Decreased performance due to Spring Security instrumentation

newrelic / newrelic-java-agent

The New Relic Java agent

Apache License 2.0

202 stars 143 forks source link

Decreased performance due to Spring Security instrumentation #725

Closed meiao closed 2 years ago

meiao commented 2 years ago

Description

A customer experienced decreased performance in his application after upgrading from agent 7.4.3 to 7.5.0.

After investigation, he was able to pinpoint the cause to PR #538.

They built a custom version of the 7.5.0 agent without that PR and the performance was similar to 7.4.3.

meiao commented 2 years ago

@Stephan202 I believe someone in your team/company reached out for support regarding this. If you are interested in testing it, we've got this PR that gave us a small performance improvement on a small test application. Or you can get a custom jar from our action (needs to be logged in on GH) at: https://github.com/newrelic/newrelic-java-agent/actions/runs/2556404809

Stephan202 commented 2 years ago

@meiao great! Indeed, @Ptijohn filed the internal ticket. I'll try to get us to test #895 ~some time this week; stay tuned :)

Stephan202 commented 2 years ago

@Ptijohn and I tested #895 by applying it on top of version 7.8.0. The following graph shows the response times for the key transaction that was most impacted:

Until 10:40 you see performance of v7.8.0-picnic-1, which is New Relic Agent 7.8.0 without #538.
Between 10:40 and 11:20 you see performance of vanilla New Relic Agent 7.8.0, demonstrating the reported performance regression. (The spike can be ignored; didn't check what caused that.)
From 11:20 onward we deployed version 7.8.0 i.c.w. #895: this brought performance back to the original level.

So we'd say the code has the desired impact. :heavy_check_mark:

meiao commented 2 years ago

@Stephan202 @Ptijohn We've conducted some more testing on that PR and found out it was not ready for GA. There were some thread hops that were not being captured by our instrumentation, which resulted in loss of visibility for anything that happened after that. One specific case was HTTP requests using Spring WebClient under Netty Reactor. For now, work on this issue will be stopped due to other commitments.

kford-newrelic commented 2 years ago

Identified that we will not be able to further address this, without breaking the instrumentation fix for thread hops.

Stephan202 commented 2 years ago

@kford-newrelic this is very unfortunate. It basically means that we'll forever (well, for as long as we use New Relic...) need to deploy a custom fork of the agent with #538 reverted. To be honest, as a customer it's hard to see how that's considered acceptable. We're talking about Spring here, not some obscure framework.
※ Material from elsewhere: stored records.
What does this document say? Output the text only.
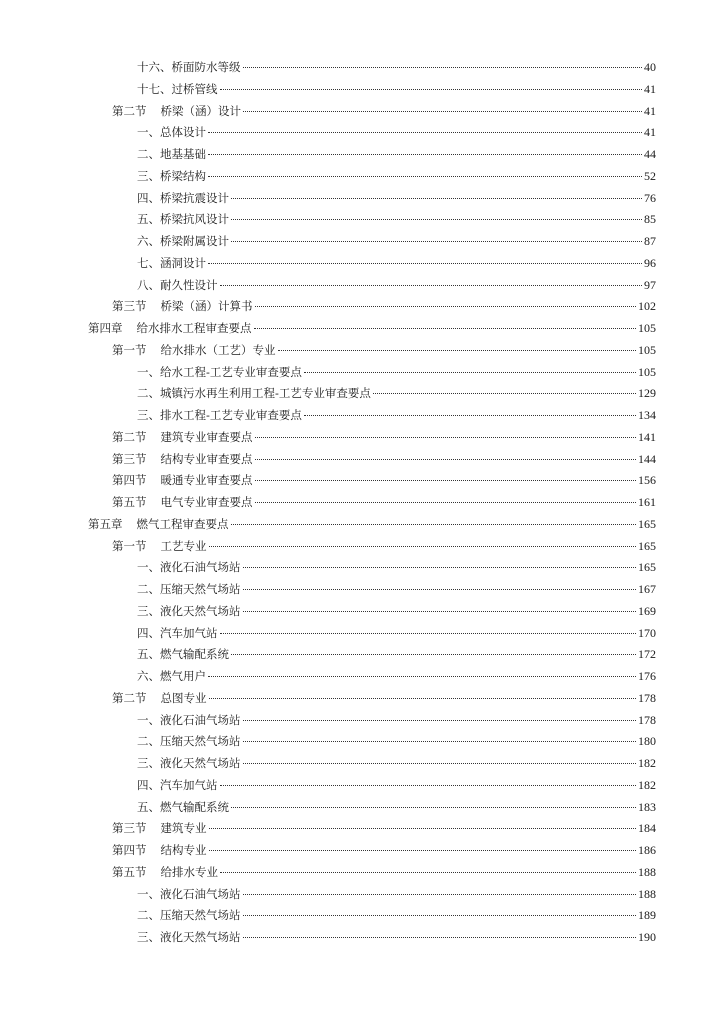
十六、 桥面防水等级	40
十七、 过桥管线	41
第二节	桥梁（涵）设计	41
一、 总体设计	41
二、 地基基础	44
三、 桥梁结构	52
四、 桥梁抗震设计	76
五、 桥梁抗风设计	85
六、 桥梁附属设计	87
七、 涵洞设计	96
八、 耐久性设计	97
第三节	桥梁（涵）计算书	102
第四章	给水排水工程审查要点	105
第一节	给水排水（工艺）专业	105
一、 给水工程-工艺专业审查要点	105
二、 城镇污水再生利用工程-工艺专业审查要点	129
三、 排水工程-工艺专业审查要点	134
第二节	建筑专业审查要点	141
第三节	结构专业审查要点	144
第四节	暖通专业审查要点	156
第五节	电气专业审查要点	161
第五章	燃气工程审查要点	165
第一节	工艺专业	165
一、 液化石油气场站	165
二、 压缩天然气场站	167
三、 液化天然气场站	169
四、 汽车加气站	170
五、 燃气输配系统	172
六、 燃气用户	176
第二节	总图专业	178
一、 液化石油气场站	178
二、 压缩天然气场站	180
三、 液化天然气场站	182
四、 汽车加气站	182
五、 燃气输配系统	183
第三节	建筑专业	184
第四节	结构专业	186
第五节	给排水专业	188
一、 液化石油气场站	188
二、 压缩天然气场站	189
三、 液化天然气场站	190
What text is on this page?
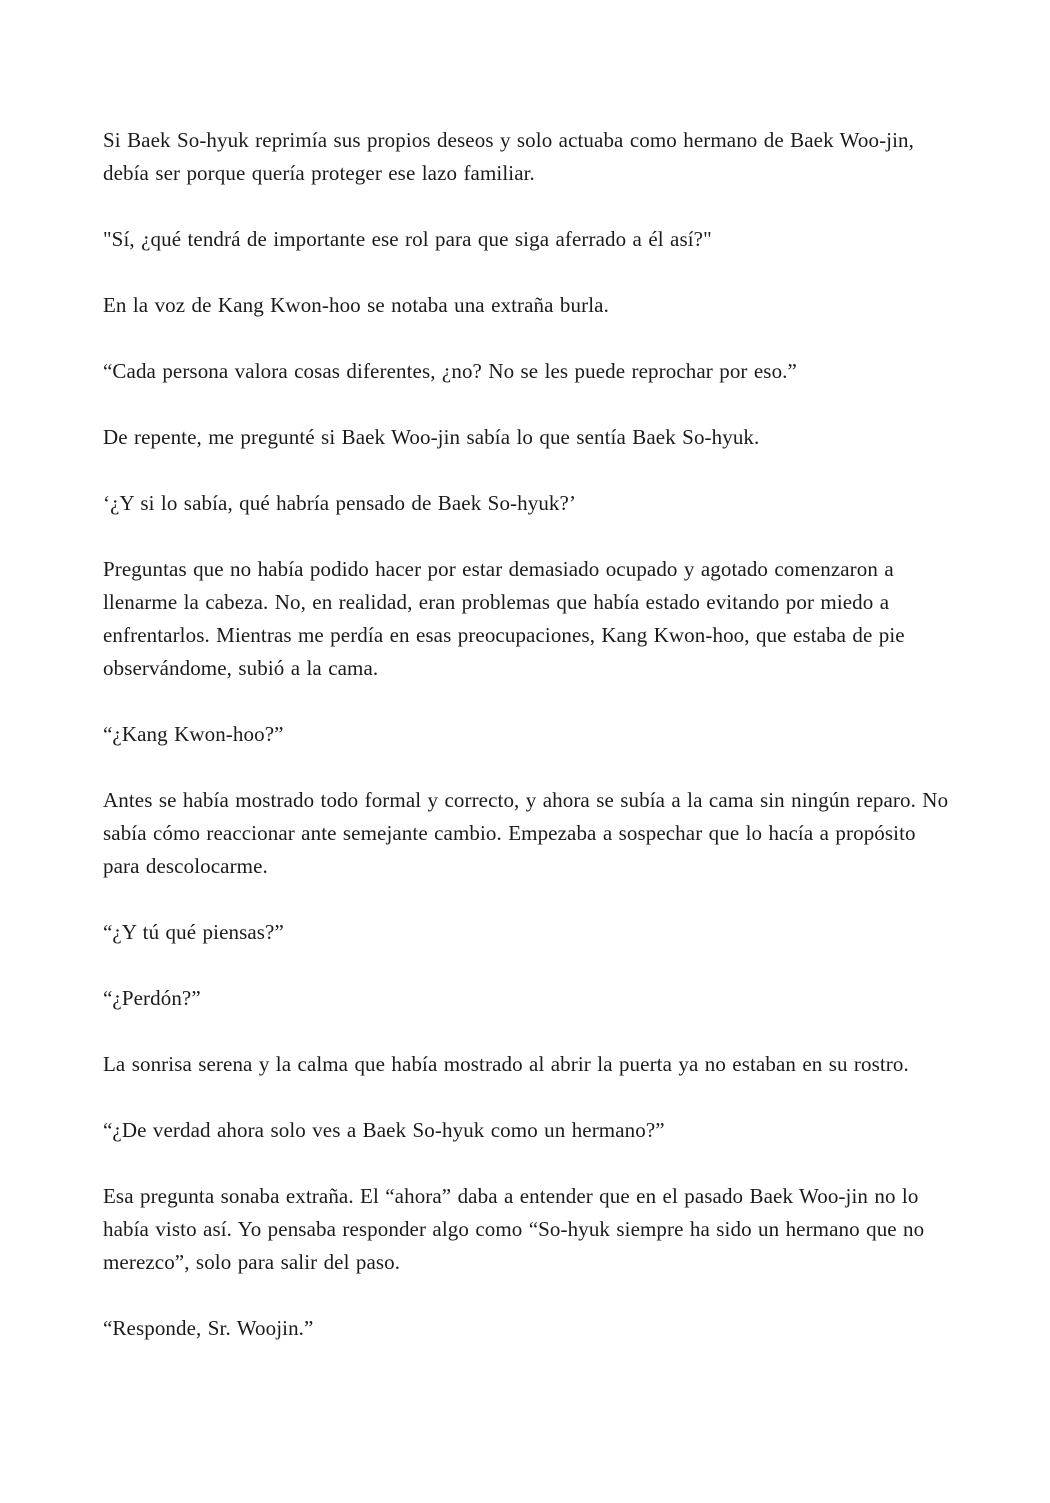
Si Baek So-hyuk reprimía sus propios deseos y solo actuaba como hermano de Baek Woo-jin, debía ser porque quería proteger ese lazo familiar.

"Sí, ¿qué tendrá de importante ese rol para que siga aferrado a él así?"

En la voz de Kang Kwon-hoo se notaba una extraña burla.

“Cada persona valora cosas diferentes, ¿no? No se les puede reprochar por eso.”

De repente, me pregunté si Baek Woo-jin sabía lo que sentía Baek So-hyuk.

‘¿Y si lo sabía, qué habría pensado de Baek So-hyuk?’

Preguntas que no había podido hacer por estar demasiado ocupado y agotado comenzaron a llenarme la cabeza. No, en realidad, eran problemas que había estado evitando por miedo a enfrentarlos. Mientras me perdía en esas preocupaciones, Kang Kwon-hoo, que estaba de pie observándome, subió a la cama.

“¿Kang Kwon-hoo?”

Antes se había mostrado todo formal y correcto, y ahora se subía a la cama sin ningún reparo. No sabía cómo reaccionar ante semejante cambio. Empezaba a sospechar que lo hacía a propósito para descolocarme.

“¿Y tú qué piensas?”

“¿Perdón?”

La sonrisa serena y la calma que había mostrado al abrir la puerta ya no estaban en su rostro.

“¿De verdad ahora solo ves a Baek So-hyuk como un hermano?”

Esa pregunta sonaba extraña. El “ahora” daba a entender que en el pasado Baek Woo-jin no lo había visto así. Yo pensaba responder algo como “So-hyuk siempre ha sido un hermano que no merezco”, solo para salir del paso.

“Responde, Sr. Woojin.”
It would be great to understand (in as much technical detail as is necessary) why this issue can't be fixed in the New Relic Agent. We also have a few deployments running the OTEL Agent, and it provides vastly superior support for thread-switching (as in: "it just works"), without any customization and with overhead way less than what can be seen the graph above. (Can't give exact numbers; it's been a while since I tested.)

kford-newrelic commented 2 years ago

@Stephan202 we appreciate your feedback and frankly we’d rather fix this issue too but at the moment, with the current design of the agent, we don’t know how to reduce the extra cycles needed to properly lookup/link tokens and still keep the instrumentation needed for it to be correct - and that was after ~3 weeks of dedicated, heads-down, deep focus.

We first noticed that there was an issue with some of our instrumentation because when applications used the Spring WebClient, there were extra thread hops that were unaccounted for that resulted in transactions not properly capturing all the recorded segments. That was just one trigger that we noticed - we assume there could be others that we haven't yet run across. To fix this issue, we had to include code that properly handles the token linking but as your team noticed, those extra compute cycles come with a cost that we just don’t know how to mitigate at the moment.